Vets are to be obliged to offer clients prescriptions that they can have dispensed elsewhere

Veterinary surgeons will have to comply with new requirements in order to break the complex monopoly over the supply of prescription medicines for animals (PJ, 21 September 2002, p383) and pharmacists stand to gain dispensing business as a result.

The Secretary of State for Trade and Industry, Patricia Hewitt, has accepted recommendations from the Competition Commission that vets should be obliged to display notices saying that clients can have prescriptions written so that they can buy their medicines from pharmacies if they want to do so. The notices will have to list the prices of the 10 most commonly prescribed medicines at that practice and say that prices for other medicines are available on request. Vets will not be allowed to charge extra for issuing prescriptions for three years after the plan is implemented.

They will also have to tell people that they can have written prescriptions and how much they will charge for any medicines, provide itemised bills which distinguish professional services from the cost of medicines and explain their policies on repeat supplies.

Monopolies exercised by manufacturers and wholesalers of animal medicines are also to be broken. Manufacturers will have to tell pharmacies the terms on which they supply veterinary medicines and offer pharmacies the same terms that they offer to veterinary surgeons. Wholesalers are to be required to deal with pharmacies on the same terms as vets and vets are to be allowed to compete among themselves for the supply of medicines for animals not under their care.

On the regulatory front, the Competition Commission has said that animal medicines should automatically be given the least restrictive classification that is justified by available scientific data whenever their marketing authorisations come up for review. It wants a new classification of medicines that agricultural merchants and saddlers should be allowed to dispense and for POM flea products to be available from pharmacies. The commission also says that it should be made easier to import animal medicines from Europe.

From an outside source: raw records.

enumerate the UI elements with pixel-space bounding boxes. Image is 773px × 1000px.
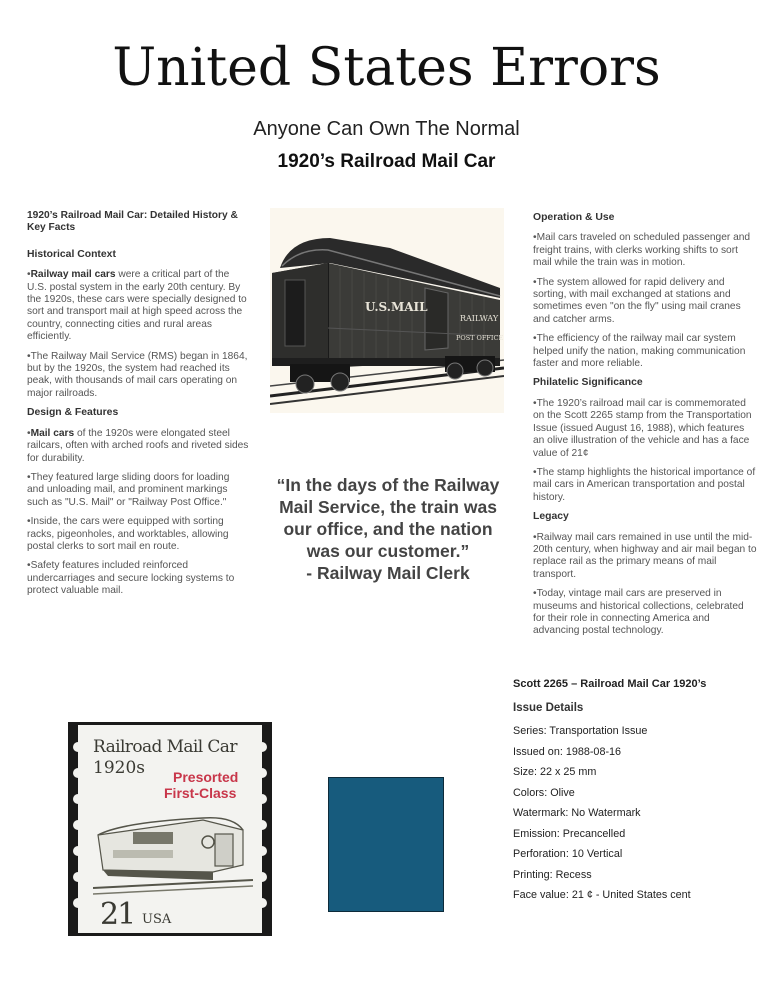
paragraph: •Safety features included reinforced undercarriages and secure locking systems to protect valuable mail. [27,560,235,597]
perforation [257,742,267,752]
bold-lead: Mail cars [30,427,75,439]
perforation [73,768,83,778]
perforation [73,872,83,882]
left-column [27,210,249,605]
paragraph-text: were a critical part of the U.S. postal system in the early 20th century. By the 1920s, these cars were specially designed to sort and transport mail at high speed across the country, connecting cities and rural areas efficiently. [27,269,247,343]
page-subtitle: Anyone Can Own The Normal [253,118,520,140]
page-title: United States Errors [112,38,661,98]
paragraph: •Inside, the cars were equipped with sorting racks, pigeonholes, and worktables, allowing postal clerks to sort mail en route. [27,516,229,552]
stamp-face [78,725,262,933]
svg-text:POST OFFICE: POST OFFICE [456,334,504,342]
section-historical-context [27,249,249,400]
detail-series: Series: Transportation Issue [513,725,648,737]
detail-printing: Printing: Recess [513,868,592,881]
section-heading: Legacy [533,511,569,523]
stamp-title: Railroad Mail Car [93,737,237,757]
detail-perforation: Perforation: 10 Vertical [513,848,623,860]
color-swatch [328,777,444,912]
paragraph: •The 1920’s railroad mail car is commemorated on the Scott 2265 stamp from the Transportation Issue (issued August 16, 1988), which features an olive illustration of the vehicle and has a face value of 21¢ [533,397,752,459]
stamp-value: 21 [100,897,135,932]
detail-colors: Colors: Olive [513,786,575,799]
details-heading: Issue Details [513,702,584,714]
section-heading: Philatelic Significance [533,377,643,389]
paragraph: •Railway mail cars were a critical part of the U.S. postal system in the early 20th century. By the 1920s, these cars were specially designed to sort and transport mail at high speed across the country, connecting cities and rural areas efficiently. [27,269,247,343]
right-column [533,212,758,645]
perforation [73,898,83,908]
paragraph-text: The 1920’s railroad mail car is commemorated on the Scott 2265 stamp from the Transportation Issue (issued August 16, 1988), which features an olive illustration of the vehicle and has a face value of 21¢ [533,397,752,459]
stamp-year: 1920s [93,758,145,778]
detail-watermark: Watermark: No Watermark [513,807,641,819]
paragraph: •The efficiency of the railway mail car system helped unify the nation, making communication faster and more reliable. [533,333,746,370]
detail-face-value: Face value: 21 ¢ - United States cent [513,889,691,901]
quote-block [272,474,504,584]
details-title: Scott 2265 – Railroad Mail Car 1920’s [513,678,707,690]
stamp-image [68,722,272,936]
railway-mail-car-icon [270,208,504,413]
paragraph-text: Safety features included reinforced undercarriages and secure locking systems to protect valuable mail. [27,560,235,597]
issue-details [513,678,763,910]
paragraph: •The system allowed for rapid delivery and sorting, with mail exchanged at stations and sometimes even "on the fly" using mail cranes and catcher arms. [533,276,741,325]
perforation [257,898,267,908]
paragraph: •Mail cars traveled on scheduled passenger and freight trains, with clerks working shifts to sort mail while the train was in motion. [533,232,751,269]
paragraph-text: of the 1920s were elongated steel railcars, often with arched roofs and riveted sides for durability. [27,427,249,464]
topic-heading: 1920’s Railroad Mail Car [277,151,496,172]
svg-text:RAILWAY: RAILWAY [460,314,499,323]
perforation [257,794,267,804]
section-heading: Operation & Use [533,212,615,223]
perforation [73,742,83,752]
paragraph-text: The stamp highlights the historical importance of mail cars in American transportation and postal history. [533,466,756,503]
paragraph-text: Today, vintage mail cars are preserved in museums and historical collections, celebrated for their role in connecting America and advancing postal technology. [533,588,744,637]
paragraph-text: Mail cars traveled on scheduled passenger and freight trains, with clerks working shifts to sort mail while the train was in motion. [533,232,751,269]
stamp-overprint-line2: First-Class [164,785,237,801]
perforation [73,846,83,856]
paragraph: •They featured large sliding doors for loading and unloading mail, and prominent markings such as "U.S. Mail" or "Railway Post Office." [27,471,230,508]
paragraph: •The stamp highlights the historical importance of mail cars in American transportation and postal history. [533,466,756,503]
section-design-features [27,407,249,597]
paragraph: •Today, vintage mail cars are preserved in museums and historical collections, celebrated for their role in connecting America and advancing postal technology. [533,588,744,637]
perforation [257,872,267,882]
paragraph-text: The efficiency of the railway mail car system helped unify the nation, making communication faster and more reliable. [533,333,746,370]
quote-attribution: - Railway Mail Clerk [306,563,470,583]
stamp-train-icon [93,810,253,900]
paragraph-text: Railway mail cars remained in use until the mid-20th century, when highway and air mail began to replace rail as the primary means of mail transport. [533,531,757,580]
section-legacy [533,511,758,638]
paragraph: •The Railway Mail Service (RMS) began in 1864, but by the 1920s, the system had reached its peak, with thousands of mail cars operating on major railroads. [27,350,248,399]
stamp-country: USA [142,912,172,927]
paragraph: •Railway mail cars remained in use until the mid-20th century, when highway and air mail began to replace rail as the primary means of mail transport. [533,531,757,580]
doc-heading: 1920’s Railroad Mail Car: Detailed History & Key Facts [27,210,238,234]
detail-issued-on: Issued on: 1988-08-16 [513,745,622,758]
stamp-overprint-line1: Presorted [173,769,239,785]
section-heading: Design & Features [27,407,119,419]
paragraph-text: They featured large sliding doors for loading and unloading mail, and prominent markings such as "U.S. Mail" or "Railway Post Office." [27,471,230,508]
mail-car-illustration [270,208,504,413]
perforation [257,820,267,830]
paragraph-text: The Railway Mail Service (RMS) began in 1864, but by the 1920s, the system had reached its peak, with thousands of mail cars operating on major railroads. [27,350,248,399]
paragraph-text: Inside, the cars were equipped with sorting racks, pigeonholes, and worktables, allowing postal clerks to sort mail en route. [27,516,229,552]
perforation [73,820,83,830]
paragraph-text: The system allowed for rapid delivery and sorting, with mail exchanged at stations and sometimes even "on the fly" using mail cranes and catcher arms. [533,276,741,325]
section-heading: Historical Context [27,248,116,260]
detail-size: Size: 22 x 25 mm [513,766,597,778]
bold-lead: Railway mail cars [30,269,116,281]
perforation [257,846,267,856]
perforation [73,794,83,804]
svg-text:U.S.MAIL: U.S.MAIL [365,300,428,314]
quote-text: “In the days of the Railway Mail Service, the train was our office, and the nation was our customer.” [276,475,500,561]
perforation [257,768,267,778]
paragraph: •Mail cars of the 1920s were elongated steel railcars, often with arched roofs and riveted sides for durability. [27,427,249,464]
section-philatelic-significance [533,377,758,504]
detail-emission: Emission: Precancelled [513,827,626,840]
section-operation-use [533,212,758,370]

Andrew Cairns, chairman of the Royal Pharmaceutical Society's Veterinary Pharmacists' Group, said that the planned changes provide a major opportunity for pharmacy and reflect the findings of a report by Professor Sir John March on opening up veterinary dispensing (PJ, 21/28 December 2002, p878).

Mr Cairns said that the Society is to explore with the Veterinary Medicines Directorate the possibility of a new classification of animal medicines that can be supplied by pharmacists but which are not suitable for supply by saddlers or agricultural merchants. The Society already has in mind a number of large-animal vaccines that could fall into this category.

Mr Cairns added that if high street pharmacies could access the market for ectoparasiticides for companion animals then that would encourage a large number of pet owners who did not regularly de-flea or worm their cats and dogs to do so.

National Pharmaceutical Association chief executive John D'Arcy said that fewer than 100 pharmacies had significant veterinary business. He expected that up to 10 per cent of all pharmacies would enter the veterinary market given the opportunities offered by the Competition Commission.